New hybrid machine learning forecasts lake ecosystem responses to climate change
Through the middle of the 20th century, phosphorus inputs from detergents and fertilizers degraded the water quality of Switzerland's Lake Geneva, spurring officials to take action in the 1970s to remediate the pollution.
"The obvious remedy was to reverse the phosphorus loading, and this simple idea helped enormously, but it didn't return the lake to its former state, and that's the problem," said George Sugihara, a biological oceanographer at University of California San Diego's Scripps Institution of Oceanography.
Sugihara, Boston University's Ethan Deyle, and their colleagues spent five years searching for a better way to forecast and manage Lake Geneva's ecological response to the threat of phosphorus pollution, to which the effects of climate change must now be added.
The U.S. National Science Foundation-funded team published its new hybrid empirical dynamic modeling, or EDM, approach in the journal Proceedings of the National Academy of Sciences.
"Nature is much more interconnected and interdependent than scientists would often like to think," said Sugihara. EDM can help in this context, Sugihara believes, as a form of supervised machine learning, a way for computers to learn patterns and teach researchers about the mechanisms behind the data.
"You pull one lever and everything else changes, whack-a-mole style," Sugihara said. "Single-factor experiments, the hallmark of 20th century science where everything is held constant, can teach you a lot in principle, but that is not how the world works."
Sugihara calls EDM "math without equations." But EDM is not a "black box" method, said Deyle, "rather, it uses the data to tell you in the most direct way, with minimal assumptions, what is going on. What are the important variables? How do the relationships change through time? It has a mechanism and transparency that comes directly from the data."
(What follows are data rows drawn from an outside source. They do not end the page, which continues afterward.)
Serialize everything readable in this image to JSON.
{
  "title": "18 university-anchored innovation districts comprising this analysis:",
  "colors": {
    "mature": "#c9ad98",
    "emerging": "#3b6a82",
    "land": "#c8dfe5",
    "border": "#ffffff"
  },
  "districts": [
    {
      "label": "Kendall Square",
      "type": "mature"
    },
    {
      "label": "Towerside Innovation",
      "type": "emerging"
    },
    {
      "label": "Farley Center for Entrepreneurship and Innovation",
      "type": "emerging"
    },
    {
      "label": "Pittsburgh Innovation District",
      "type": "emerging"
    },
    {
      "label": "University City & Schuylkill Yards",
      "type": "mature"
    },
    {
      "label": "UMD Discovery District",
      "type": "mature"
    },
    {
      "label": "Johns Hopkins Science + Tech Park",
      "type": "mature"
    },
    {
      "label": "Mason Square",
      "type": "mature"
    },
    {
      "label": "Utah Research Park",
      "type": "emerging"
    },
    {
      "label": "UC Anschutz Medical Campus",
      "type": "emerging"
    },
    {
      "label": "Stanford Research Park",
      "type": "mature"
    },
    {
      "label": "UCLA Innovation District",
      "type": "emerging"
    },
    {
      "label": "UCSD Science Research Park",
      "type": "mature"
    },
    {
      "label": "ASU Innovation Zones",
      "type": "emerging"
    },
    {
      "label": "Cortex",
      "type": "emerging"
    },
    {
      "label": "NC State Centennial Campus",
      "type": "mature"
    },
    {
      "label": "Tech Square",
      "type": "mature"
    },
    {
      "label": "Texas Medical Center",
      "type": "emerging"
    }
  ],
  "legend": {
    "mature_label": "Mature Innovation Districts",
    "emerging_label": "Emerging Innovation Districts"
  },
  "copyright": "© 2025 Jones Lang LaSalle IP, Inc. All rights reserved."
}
What Sugihara's team has attempted departs from traditional modeling methods used in recent decades. As Deyle said, parts of the well-established models are represented by constants.
"Take the fixed and constant force of gravity, or the shape and depth of a lake, for example," he said. "Physical processes in the lake can be very well modeled with simple equations." Not so for the lake's changing ecology and biochemistry.
The organisms driving change in an ecosystem like Lake Geneva's have changed over the last two decades, and the food web is constantly changing, along with the lake biochemistry, the scientists said.
Lake Geneva is one of the most well-studied systems in the world. "It's not a coincidence that it was an opportunity to push the envelope with a machine-learning approach to ecological forecasting," Deyle said.
The authors demonstrate that their hybrid approach leads to substantially better prediction and description of the processes, such as the biogeochemical and ecological, that drive the lake's water quality.
"By advancing ecological modeling capabilities, this team is helping us better understand the natural world, which is challenging, especially under changing environmental conditions," said Betsy Von Holle, a program director in NSF's Division of Environmental Biology.